A couple of little-known possibilities: (1) The Susquehanna (an Iroquois-speaking tribe but not one of the five nations) really kicked butt on an expedition from Maryland in the late 1630s or early 1640s (can't remember the exact date). The colonists fled the field leaving behind some small cannon. The Susquehanna didn't follow up on the victory and eventually became military allies of the colonists until they got caught up in Bacon's Rebellion and forced to flee to live with their old Five Nations Iroquois enemies.

(2) In the 1650s a group of well-armed Indians from somewhere outside the area appeared at the fall-line of Virginia. Virginia sent an expedition to expel them and got their butts kicked. Though they apparently won decisively, the Indians moved on without further ado, and the tribal name never showed up again in history. On very flimsy grounds, some historians have suggested that they were Erie Indians, ousted from their Ohio homes by the Five Nations Iroquois and on their way to South Carolina, where they showed up under the name Westos and became major slave raiders for South Carolina until they got too powerful for the South Carolina colonists tastes and the colonists armed a group of Shawnees and set them up to attack and destroy the Westos.
 
Well, keep in mind that Pennsylvania was founded in 1689 (IIRC), when a fairly firm and well-populated band of settlement stretched from North Carolina to New Hampshire. Barring the whole native population east of the Mississippi ganging up, there wasn't as much threat.

More to the point, largely because of the Quaker faith of the original colonists, there was much less hostility between the early settlers and the natives. They were treating the Native Americans much like the rest of America would about 200 years later: Rather than devil-worshipping horrid pagan enemies, they were merely subject to cultural condescension - charitable gifts and promoted efforts to civilize them. Compared with the rest of the colonies, this was viewed very favorably by the Indians. The rest of the colonies viewed the practice as contemptible "paying tribute" to "savages," then couldn't understand why the Indians would occasionally outright ignore Pennsylvania in wartime. I recall one case where a war party marched through Pennsylvania, checked they'd crossed the border to another colony, and then began raiding.
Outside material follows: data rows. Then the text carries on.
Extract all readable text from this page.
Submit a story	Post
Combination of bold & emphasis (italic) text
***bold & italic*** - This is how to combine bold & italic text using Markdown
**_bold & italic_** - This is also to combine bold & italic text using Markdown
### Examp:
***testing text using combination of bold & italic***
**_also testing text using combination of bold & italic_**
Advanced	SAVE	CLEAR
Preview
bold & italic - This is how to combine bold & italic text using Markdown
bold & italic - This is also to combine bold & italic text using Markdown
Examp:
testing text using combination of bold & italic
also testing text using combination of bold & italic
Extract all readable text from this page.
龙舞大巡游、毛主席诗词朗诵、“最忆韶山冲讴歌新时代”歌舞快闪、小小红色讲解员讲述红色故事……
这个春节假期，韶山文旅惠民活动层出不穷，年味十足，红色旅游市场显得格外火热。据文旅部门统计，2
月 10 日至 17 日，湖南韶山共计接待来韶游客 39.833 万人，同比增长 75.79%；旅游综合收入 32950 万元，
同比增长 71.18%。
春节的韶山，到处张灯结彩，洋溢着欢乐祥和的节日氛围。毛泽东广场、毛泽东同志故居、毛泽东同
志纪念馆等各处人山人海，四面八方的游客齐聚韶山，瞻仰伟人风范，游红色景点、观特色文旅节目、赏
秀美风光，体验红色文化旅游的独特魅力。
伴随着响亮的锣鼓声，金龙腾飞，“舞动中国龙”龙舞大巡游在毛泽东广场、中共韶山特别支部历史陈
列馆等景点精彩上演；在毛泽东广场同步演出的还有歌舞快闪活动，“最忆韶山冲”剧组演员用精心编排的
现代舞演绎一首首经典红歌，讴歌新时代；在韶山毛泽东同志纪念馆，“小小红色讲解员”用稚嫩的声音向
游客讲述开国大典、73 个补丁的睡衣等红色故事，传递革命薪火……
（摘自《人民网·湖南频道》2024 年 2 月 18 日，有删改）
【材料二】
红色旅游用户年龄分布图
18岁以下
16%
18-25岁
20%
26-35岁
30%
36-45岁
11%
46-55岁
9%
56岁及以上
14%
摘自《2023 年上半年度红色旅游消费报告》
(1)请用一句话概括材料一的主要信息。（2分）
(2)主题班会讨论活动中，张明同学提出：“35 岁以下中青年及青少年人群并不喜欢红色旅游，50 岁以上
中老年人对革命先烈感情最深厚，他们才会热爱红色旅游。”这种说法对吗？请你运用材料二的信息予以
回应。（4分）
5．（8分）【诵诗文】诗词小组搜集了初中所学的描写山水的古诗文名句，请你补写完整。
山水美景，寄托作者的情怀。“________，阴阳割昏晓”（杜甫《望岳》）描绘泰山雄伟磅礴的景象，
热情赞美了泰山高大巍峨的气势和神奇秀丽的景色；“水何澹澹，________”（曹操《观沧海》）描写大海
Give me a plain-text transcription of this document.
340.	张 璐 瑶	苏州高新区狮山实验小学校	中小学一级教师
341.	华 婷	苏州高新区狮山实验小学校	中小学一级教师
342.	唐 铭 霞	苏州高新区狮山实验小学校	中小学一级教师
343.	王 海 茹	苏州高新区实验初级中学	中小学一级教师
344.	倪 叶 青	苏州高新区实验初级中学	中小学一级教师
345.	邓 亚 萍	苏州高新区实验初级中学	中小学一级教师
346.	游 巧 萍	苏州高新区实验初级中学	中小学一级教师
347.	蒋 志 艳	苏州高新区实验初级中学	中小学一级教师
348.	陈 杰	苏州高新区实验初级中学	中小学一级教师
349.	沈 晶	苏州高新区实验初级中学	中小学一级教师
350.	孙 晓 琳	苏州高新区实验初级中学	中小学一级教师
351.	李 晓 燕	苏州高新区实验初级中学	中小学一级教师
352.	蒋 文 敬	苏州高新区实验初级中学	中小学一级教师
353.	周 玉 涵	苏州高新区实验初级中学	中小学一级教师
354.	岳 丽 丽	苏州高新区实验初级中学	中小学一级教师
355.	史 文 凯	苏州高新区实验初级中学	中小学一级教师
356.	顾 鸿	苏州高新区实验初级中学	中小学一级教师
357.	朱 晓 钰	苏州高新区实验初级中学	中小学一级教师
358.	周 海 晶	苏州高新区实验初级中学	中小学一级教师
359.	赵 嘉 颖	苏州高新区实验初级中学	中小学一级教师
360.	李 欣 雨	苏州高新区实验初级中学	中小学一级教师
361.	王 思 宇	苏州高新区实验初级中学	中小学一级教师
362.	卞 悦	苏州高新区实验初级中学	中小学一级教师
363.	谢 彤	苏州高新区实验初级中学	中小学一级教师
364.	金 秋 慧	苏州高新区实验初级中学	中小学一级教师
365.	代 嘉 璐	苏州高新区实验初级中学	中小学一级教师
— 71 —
It was later, as the Scotch-Irish began the massacres and Penn's descendants began cheating the Indians out of land, that the first real hostility. So, while 1688 is probably too late because of the strength of the colonies overall, Pennsylvania is a promising site. If you can get the founder to be a hard-line Calvinist rather than a Quaker, and to establish the colony a half-century earlier, you are really talking.

In addition, there was a contingent of Quakers in tidewater North Carolina. My ancestors survived the Tuscarora War maybe by the same attitude held in Pennsylvania.
I wouldn't count on North Carolina volunteers going to South Carolina,
there were a few problems when South Carolina militia helped out in the Tuscarora War.